Under the regulation, “compensation” is broadly defined in the regulation to include money or any other thing of monetary value.  Where the Covered Service Provider is not able to describe the compensation or fees in a specific monetary amount, it may provide a formula, percentage of Plan assets or per capita charge, provided such disclosure permits a reasonable Plan Fiduciary to evaluate the reasonableness of the compensation or fees.

While the regulation is similar in many respects to the guidance promulgated with respect to the new service provider fee disclosure requirements of Schedule C to the Form 5500, there are several notable differences.  For example, compensation received by service providers to an investment fund is required to be disclosed on Schedule C, while the regulation exempts non-fiduciary service providers to such an investment fund from the disclosure requirements of the regulation.  In addition, the threshold for disclosure on Schedule C is $5,000 of compensation received by a service provider in a plan year, while it is $1,000 of compensation under the contract or arrangement for purposes of the regulation.

The regulation becomes effective on July 16, 2011.  For existing contracts and arrangements, Covered Service Providers must provide the required disclosures before the effective date.  Comments on the interim final regulation are due by August 30, 2010. 

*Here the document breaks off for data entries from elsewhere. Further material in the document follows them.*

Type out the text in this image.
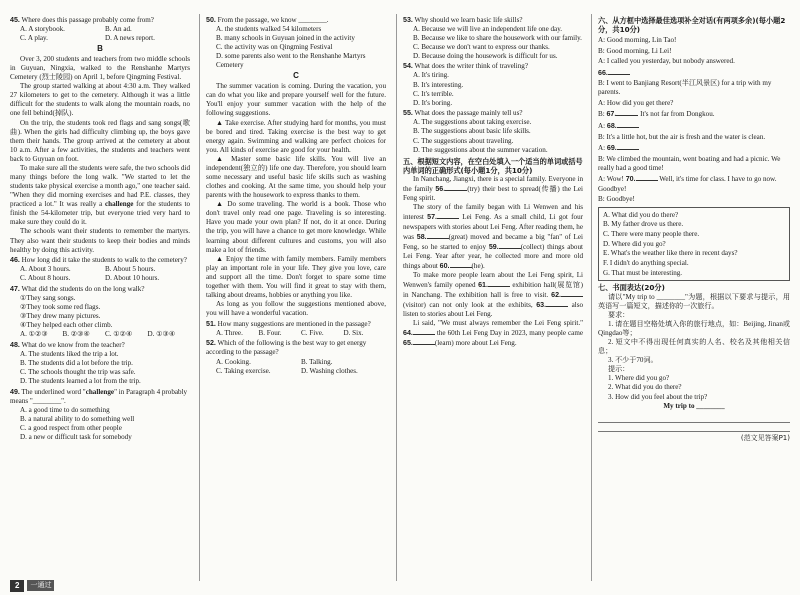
45. Where does this passage probably come from?

A. A storybook.	B. An ad.
C. A play.	D. A news report.

B

Over 3, 200 students and teachers from two middle schools in Guyuan, Ningxia, walked to the Renshanhe Martyrs Cemetery (烈士陵园) on April 1, before Qingming Festival.

The group started walking at about 4:30 a.m. They walked 27 kilometers to get to the cemetery. Although it was a little difficult for the students to walk along the mountain roads, no one fell behind(掉队).

On the trip, the students took red flags and sang songs(歌曲). When the girls had difficulty climbing up, the boys gave them their hands. The group arrived at the cemetery at about 10 a.m. After a few activities, the students and teachers went back to Guyuan on foot.

To make sure all the students were safe, the two schools did many things before the long walk. "We started to let the students take physical exercise a month ago," one teacher said. "When they did morning exercises and had P.E. classes, they practiced a lot." It was really a challenge for the students to finish the 54-kilometer trip, but everyone tried very hard to make sure they could do it.

The schools want their students to remember the martyrs. They also want their students to keep their bodies and minds healthy by doing this activity.

46. How long did it take the students to walk to the cemetery?

A. About 3 hours.	B. About 5 hours.
C. About 8 hours.	D. About 10 hours.

47. What did the students do on the long walk?

①They sang songs.

②They took some red flags.

③They drew many pictures.

④They helped each other climb.

A. ①②③	B. ②③④	C. ①②④	D. ①③④

48. What do we know from the teacher?

A. The students liked the trip a lot.

B. The students did a lot before the trip.

C. The schools thought the trip was safe.

D. The students learned a lot from the trip.

49. The underlined word "challenge" in Paragraph 4 probably means "________".

A. a good time to do something

B. a natural ability to do something well

C. a good respect from other people

D. a new or difficult task for somebody

50. From the passage, we know ________.

A. the students walked 54 kilometers

B. many schools in Guyuan joined in the activity

C. the activity was on Qingming Festival

D. some parents also went to the Renshanhe Martyrs Cemetery

C

The summer vacation is coming. During the vacation, you can do what you like and prepare yourself well for the future. You'll enjoy your summer vacation with the help of the following suggestions.

▲ Take exercise. After studying hard for months, you must be bored and tired. Taking exercise is the best way to get energy again. Swimming and walking are perfect choices for you. All kinds of exercise are good for your health.

▲ Master some basic life skills. You will live an independent(独立的) life one day. Therefore, you should learn some necessary and useful basic life skills such as washing clothes and cooking. At the same time, you should help your parents with the housework to express thanks to them.

▲ Do some traveling. The world is a book. Those who don't travel only read one page. Traveling is so interesting. Have you made your own plan? If not, do it at once. During the trip, you will have a chance to get more knowledge. While learning about different cultures and customs, you will also make a lot of friends.

▲ Enjoy the time with family members. Family members play an important role in your life. They give you love, care and support all the time. Don't forget to spare some time together with them. You will find it great to stay with them, talking about dreams, hobbies or anything you like.

As long as you follow the suggestions mentioned above, you will have a wonderful vacation.

51. How many suggestions are mentioned in the passage?

A. Three.	B. Four.	C. Five.	D. Six.

52. Which of the following is the best way to get energy according to the passage?

A. Cooking.	B. Talking.
C. Taking exercise.	D. Washing clothes.

53. Why should we learn basic life skills?

A. Because we will live an independent life one day.

B. Because we like to share the housework with our family.

C. Because we don't want to express our thanks.

D. Because doing the housework is difficult for us.

54. What does the writer think of traveling?

A. It's tiring.

B. It's interesting.

C. It's terrible.

D. It's boring.

55. What does the passage mainly tell us?

A. The suggestions about taking exercise.

B. The suggestions about basic life skills.

C. The suggestions about traveling.

D. The suggestions about the summer vacation.

五、根据短文内容，在空白处填入一个适当的单词或括号内单词的正确形式(每小题1分，共10分)

In Nanchang, Jiangxi, there is a special family. Everyone in the family 56.	(try) their best to spread(传播) the Lei Feng spirit.

The story of the family began with Li Wenwen and his interest 57.	Lei Feng. As a small child, Li got four newspapers with stories about Lei Feng. After reading them, he was 58.	(great) moved and became a big "fan" of Lei Feng, so he started to enjoy 59.	(collect) things about Lei Feng. Year after year, he collected more and more old things about 60.	(he).

To make more people learn about the Lei Feng spirit, Li Wenwen's family opened 61.	exhibition hall(展览馆) in Nanchang. The exhibition hall is free to visit. 62.(visitor) can not only look at the exhibits, 63.	also listen to stories about Lei Feng.

Li said, "We must always remember the Lei Feng spirit." 64.	the 60th Lei Feng Day in 2023, many people came 65.	(learn) more about Lei Feng.

六、从方框中选择最佳选项补全对话(有两项多余)(每小题2分，共10分)

A: Good morning, Lin Tao!

B: Good morning, Li Lei!

A: I called you yesterday, but nobody answered.

66.

B: I went to Banjiang Resort(半江风景区) for a trip with my parents.

A: How did you get there?

B: 67.	It's not far from Dongkou.

A: 68.

B: It's a little hot, but the air is fresh and the water is clean.

A: 69.

B: We climbed the mountain, went boating and had a picnic. We really had a good time!

A: Wow! 70.	Well, it's time for class. I have to go now. Goodbye!

B: Goodbye!

A. What did you do there?

B. My father drove us there.

C. There were many people there.

D. Where did you go?

E. What's the weather like there in recent days?

F. I didn't do anything special.

G. That must be interesting.

七、书面表达(20分)

请以"My trip to ________"为题，根据以下要求与提示，用英语写一篇短文，描述你的一次旅行。

要求：

1. 请在题目空格处填入你的旅行地点，如：Beijing, Jinan或Qingdao等；

2. 短文中不得出现任何真实的人名、校名及其他相关信息；

3. 不少于70词。

提示：

1. Where did you go?

2. What did you do there?

3. How did you feel about the trip?

My trip to ________

(范文见答案P1)

2	一通过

In addition, the DOL finalized a class exemption applicable to Plan Fiduciaries for situations where, unbeknownst to the Plan Fiduciary, the service provider fails to provide the disclosure required by the regulation.  In order for the relief under the class exemption to be available, the Plan Fiduciary must have reasonably believed that the disclosure requirements were satisfied, and must not have known or have had reason to know that the service provider failed to comply with the disclosure requirements.  The exemption would require that the responsible Plan Fiduciary, upon discovering the disclosure failure, request in writing that the disclosures be made, and if such disclosure is not made within 90 days, notify the DOL of such failure within 30 days following the end of such 90-day period.  The DOL also provided a model notice that Plan Fiduciaries may use for this purpose.